Although the present invention has been disclosed in the above embodiments, it is not intended to limit the novel creation, and any person skilled in the art can make some changes without departing from the spirit and scope of the novel creation. Retouching, the scope of protection of this new creation is subject to the definition of the scope of the patent application attached.

50‧‧‧Ion Implant System
51‧‧‧Ion source
52‧‧‧90 degree analytical magnet component
53‧‧‧Ion deceleration module
54‧‧.55 degree analysis of magnet components
55‧‧‧ Wafer processing chamber
100‧‧‧Energy purification module
110‧‧‧ cavity
120‧‧‧Graphite components
121‧‧‧ surface
122‧‧‧ pores
130‧‧‧Protective layer

Figure 1A is a schematic illustration of the ion implant system of the present invention. FIG. 1B is a schematic diagram of an energy purification module according to an embodiment of the present invention. 2 is a top plan view of the energy purification module of FIG. 1B. 3A and 3B are schematic views of a partial surface of the graphite element of Fig. 1.

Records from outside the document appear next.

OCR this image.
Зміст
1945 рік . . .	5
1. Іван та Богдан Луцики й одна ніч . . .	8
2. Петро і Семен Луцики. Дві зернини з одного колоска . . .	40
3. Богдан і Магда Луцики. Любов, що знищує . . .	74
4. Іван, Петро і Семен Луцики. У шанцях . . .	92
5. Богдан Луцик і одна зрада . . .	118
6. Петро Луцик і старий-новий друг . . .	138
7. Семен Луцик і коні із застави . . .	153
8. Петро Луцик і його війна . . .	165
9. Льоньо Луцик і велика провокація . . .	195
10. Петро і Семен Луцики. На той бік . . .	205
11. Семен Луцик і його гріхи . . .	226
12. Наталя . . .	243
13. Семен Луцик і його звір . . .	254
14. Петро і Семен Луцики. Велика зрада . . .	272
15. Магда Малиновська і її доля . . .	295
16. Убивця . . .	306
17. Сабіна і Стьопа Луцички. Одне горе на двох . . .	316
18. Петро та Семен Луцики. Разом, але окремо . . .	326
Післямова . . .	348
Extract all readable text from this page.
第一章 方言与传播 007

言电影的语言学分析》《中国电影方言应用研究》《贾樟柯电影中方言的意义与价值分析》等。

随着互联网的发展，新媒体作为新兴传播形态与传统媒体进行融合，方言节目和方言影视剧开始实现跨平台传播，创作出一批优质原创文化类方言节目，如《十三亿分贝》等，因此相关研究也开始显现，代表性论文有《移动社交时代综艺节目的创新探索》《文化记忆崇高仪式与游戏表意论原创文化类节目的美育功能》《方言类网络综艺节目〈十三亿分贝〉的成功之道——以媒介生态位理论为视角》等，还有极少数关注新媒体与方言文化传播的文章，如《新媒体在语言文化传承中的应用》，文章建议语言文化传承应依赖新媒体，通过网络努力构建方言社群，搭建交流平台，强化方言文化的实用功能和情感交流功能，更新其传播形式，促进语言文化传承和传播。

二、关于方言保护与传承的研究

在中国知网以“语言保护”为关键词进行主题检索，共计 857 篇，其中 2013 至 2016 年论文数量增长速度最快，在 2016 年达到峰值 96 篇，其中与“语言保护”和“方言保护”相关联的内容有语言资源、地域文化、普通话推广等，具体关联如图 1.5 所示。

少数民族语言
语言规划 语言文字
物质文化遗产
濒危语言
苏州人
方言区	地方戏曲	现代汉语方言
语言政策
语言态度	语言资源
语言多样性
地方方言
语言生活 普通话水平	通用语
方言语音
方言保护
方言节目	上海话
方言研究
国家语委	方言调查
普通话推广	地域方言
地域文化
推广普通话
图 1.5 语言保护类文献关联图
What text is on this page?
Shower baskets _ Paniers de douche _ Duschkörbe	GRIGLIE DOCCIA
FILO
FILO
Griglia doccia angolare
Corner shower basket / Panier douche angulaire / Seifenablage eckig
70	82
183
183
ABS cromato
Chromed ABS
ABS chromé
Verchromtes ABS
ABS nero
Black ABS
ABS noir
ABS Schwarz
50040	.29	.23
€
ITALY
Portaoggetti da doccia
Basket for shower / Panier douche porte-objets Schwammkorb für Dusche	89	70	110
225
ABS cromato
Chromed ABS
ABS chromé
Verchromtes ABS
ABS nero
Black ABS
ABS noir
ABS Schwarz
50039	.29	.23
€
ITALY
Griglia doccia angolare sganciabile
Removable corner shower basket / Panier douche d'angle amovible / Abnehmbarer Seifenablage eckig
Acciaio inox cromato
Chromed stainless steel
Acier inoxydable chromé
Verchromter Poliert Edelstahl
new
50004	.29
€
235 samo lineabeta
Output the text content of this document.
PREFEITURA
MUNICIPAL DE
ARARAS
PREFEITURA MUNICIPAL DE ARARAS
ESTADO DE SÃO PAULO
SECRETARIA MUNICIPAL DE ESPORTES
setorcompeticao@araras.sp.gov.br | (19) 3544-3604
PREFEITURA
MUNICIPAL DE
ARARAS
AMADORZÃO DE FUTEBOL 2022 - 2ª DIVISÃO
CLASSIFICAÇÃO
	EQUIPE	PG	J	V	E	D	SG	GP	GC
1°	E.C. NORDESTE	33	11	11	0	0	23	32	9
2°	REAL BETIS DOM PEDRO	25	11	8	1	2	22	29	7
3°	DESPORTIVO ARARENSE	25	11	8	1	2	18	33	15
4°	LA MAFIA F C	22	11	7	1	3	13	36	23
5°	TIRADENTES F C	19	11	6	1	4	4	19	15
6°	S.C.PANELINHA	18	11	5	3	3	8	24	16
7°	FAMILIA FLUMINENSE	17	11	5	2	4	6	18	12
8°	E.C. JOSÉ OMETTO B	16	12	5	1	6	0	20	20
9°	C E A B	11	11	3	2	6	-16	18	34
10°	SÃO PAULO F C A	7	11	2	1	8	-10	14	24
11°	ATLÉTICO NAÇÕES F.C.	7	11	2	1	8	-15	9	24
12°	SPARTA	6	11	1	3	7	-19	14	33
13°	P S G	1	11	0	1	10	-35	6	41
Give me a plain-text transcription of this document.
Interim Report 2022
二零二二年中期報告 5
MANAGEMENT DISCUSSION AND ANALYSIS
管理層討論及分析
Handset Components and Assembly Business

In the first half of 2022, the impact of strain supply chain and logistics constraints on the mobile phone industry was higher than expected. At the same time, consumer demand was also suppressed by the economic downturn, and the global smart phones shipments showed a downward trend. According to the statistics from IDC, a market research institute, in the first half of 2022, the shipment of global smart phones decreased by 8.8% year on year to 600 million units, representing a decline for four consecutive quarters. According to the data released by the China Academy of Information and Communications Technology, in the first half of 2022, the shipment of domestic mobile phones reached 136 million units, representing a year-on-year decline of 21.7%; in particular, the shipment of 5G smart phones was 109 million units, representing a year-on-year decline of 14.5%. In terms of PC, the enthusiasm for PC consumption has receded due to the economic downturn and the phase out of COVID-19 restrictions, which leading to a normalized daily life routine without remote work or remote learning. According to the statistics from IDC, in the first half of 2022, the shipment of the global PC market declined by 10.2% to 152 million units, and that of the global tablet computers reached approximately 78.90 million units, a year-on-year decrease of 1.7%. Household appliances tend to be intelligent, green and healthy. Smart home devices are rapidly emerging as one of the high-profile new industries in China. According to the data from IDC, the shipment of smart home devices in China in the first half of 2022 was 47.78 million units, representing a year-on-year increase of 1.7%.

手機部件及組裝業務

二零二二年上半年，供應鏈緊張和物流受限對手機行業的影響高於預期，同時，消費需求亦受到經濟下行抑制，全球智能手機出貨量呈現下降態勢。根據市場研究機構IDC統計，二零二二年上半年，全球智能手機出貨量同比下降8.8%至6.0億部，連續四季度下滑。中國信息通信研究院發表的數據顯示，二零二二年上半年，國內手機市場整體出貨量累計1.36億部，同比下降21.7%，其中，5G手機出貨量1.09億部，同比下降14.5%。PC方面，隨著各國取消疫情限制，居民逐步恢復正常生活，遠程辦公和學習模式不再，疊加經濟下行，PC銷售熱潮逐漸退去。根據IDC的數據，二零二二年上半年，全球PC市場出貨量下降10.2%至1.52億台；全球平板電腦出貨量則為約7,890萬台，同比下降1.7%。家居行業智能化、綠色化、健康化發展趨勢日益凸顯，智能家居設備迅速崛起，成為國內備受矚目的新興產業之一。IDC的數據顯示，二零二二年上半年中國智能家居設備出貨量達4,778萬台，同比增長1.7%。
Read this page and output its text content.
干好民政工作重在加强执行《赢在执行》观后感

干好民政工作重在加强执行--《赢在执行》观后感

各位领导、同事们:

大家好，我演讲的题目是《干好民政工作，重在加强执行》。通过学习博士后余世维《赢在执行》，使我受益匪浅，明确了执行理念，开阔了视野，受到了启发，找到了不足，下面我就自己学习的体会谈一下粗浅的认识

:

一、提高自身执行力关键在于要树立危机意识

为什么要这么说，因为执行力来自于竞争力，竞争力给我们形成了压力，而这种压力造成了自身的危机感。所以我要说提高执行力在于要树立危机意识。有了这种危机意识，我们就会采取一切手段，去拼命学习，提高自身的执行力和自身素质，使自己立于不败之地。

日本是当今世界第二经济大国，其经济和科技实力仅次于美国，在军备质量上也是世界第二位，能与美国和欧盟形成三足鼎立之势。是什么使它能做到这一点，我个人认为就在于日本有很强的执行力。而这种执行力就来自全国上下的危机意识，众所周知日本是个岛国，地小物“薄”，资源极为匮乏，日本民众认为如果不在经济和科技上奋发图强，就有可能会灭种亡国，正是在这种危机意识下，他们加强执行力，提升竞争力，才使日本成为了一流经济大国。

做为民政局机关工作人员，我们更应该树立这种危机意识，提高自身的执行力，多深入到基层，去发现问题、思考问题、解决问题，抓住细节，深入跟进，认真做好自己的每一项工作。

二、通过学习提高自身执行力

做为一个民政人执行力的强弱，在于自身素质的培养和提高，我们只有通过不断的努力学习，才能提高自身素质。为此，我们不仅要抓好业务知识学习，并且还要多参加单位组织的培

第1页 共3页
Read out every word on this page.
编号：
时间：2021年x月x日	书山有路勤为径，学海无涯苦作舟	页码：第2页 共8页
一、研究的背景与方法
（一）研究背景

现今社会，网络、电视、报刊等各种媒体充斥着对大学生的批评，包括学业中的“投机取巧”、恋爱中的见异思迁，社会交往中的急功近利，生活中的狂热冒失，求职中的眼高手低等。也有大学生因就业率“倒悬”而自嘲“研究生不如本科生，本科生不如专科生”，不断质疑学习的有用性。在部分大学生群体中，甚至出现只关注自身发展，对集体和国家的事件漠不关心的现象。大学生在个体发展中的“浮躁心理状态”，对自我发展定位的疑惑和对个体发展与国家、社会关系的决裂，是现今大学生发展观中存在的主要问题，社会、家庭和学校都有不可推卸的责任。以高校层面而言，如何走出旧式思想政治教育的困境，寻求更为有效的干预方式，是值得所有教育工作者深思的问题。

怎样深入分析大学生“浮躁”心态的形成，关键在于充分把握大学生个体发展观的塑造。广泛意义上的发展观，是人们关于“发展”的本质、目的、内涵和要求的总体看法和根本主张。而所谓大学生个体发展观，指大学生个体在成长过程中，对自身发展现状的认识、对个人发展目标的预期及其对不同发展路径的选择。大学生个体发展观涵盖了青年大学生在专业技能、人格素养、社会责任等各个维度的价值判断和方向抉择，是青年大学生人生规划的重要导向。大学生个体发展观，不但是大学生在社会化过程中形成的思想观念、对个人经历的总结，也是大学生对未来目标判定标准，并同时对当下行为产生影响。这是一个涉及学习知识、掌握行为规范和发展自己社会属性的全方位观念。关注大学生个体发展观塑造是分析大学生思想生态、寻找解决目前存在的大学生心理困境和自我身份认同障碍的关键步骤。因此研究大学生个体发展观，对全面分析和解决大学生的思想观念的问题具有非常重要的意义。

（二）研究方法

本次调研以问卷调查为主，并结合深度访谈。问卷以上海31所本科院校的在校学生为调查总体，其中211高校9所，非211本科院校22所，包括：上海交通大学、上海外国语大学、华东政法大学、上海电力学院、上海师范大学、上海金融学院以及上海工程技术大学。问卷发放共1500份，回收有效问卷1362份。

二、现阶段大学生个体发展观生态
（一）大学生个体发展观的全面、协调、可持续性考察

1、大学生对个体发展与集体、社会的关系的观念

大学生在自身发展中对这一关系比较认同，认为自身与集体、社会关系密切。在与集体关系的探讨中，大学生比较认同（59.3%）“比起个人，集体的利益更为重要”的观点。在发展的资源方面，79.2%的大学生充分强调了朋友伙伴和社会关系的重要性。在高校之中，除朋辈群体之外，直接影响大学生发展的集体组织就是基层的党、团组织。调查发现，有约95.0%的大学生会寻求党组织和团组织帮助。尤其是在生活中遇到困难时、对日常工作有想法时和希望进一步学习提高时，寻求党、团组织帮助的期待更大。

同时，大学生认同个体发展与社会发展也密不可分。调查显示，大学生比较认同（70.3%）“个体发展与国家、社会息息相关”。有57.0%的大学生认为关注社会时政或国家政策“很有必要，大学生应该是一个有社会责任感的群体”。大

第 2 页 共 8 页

100‧‧‧Energy purification module

110‧‧‧ cavity

120‧‧‧Graphite components

130‧‧‧Protective layer

Claims (5)

An energy purification module, which is suitable for use in an ion implantation system, comprising: a cavity; a plurality of graphite elements disposed in parallel with each other in the cavity, wherein the surfaces of the graphite elements respectively have a plurality of apertures; A protective layer is formed on the surfaces of the graphite elements, respectively, and is filled in the pores. The energy purification module of claim 1, wherein the protective layer comprises a glass phase carbon. The energy purification module of claim 1, wherein the pores of the graphite elements extend inwardly from the surface of the graphite elements to a depth of 5 mils to 10 mils. The energy purification module of claim 1, wherein the protective layer is formed by an impregnation process. The energy purification module of claim 1, wherein the graphite elements comprise a plurality of graphite electrode rods.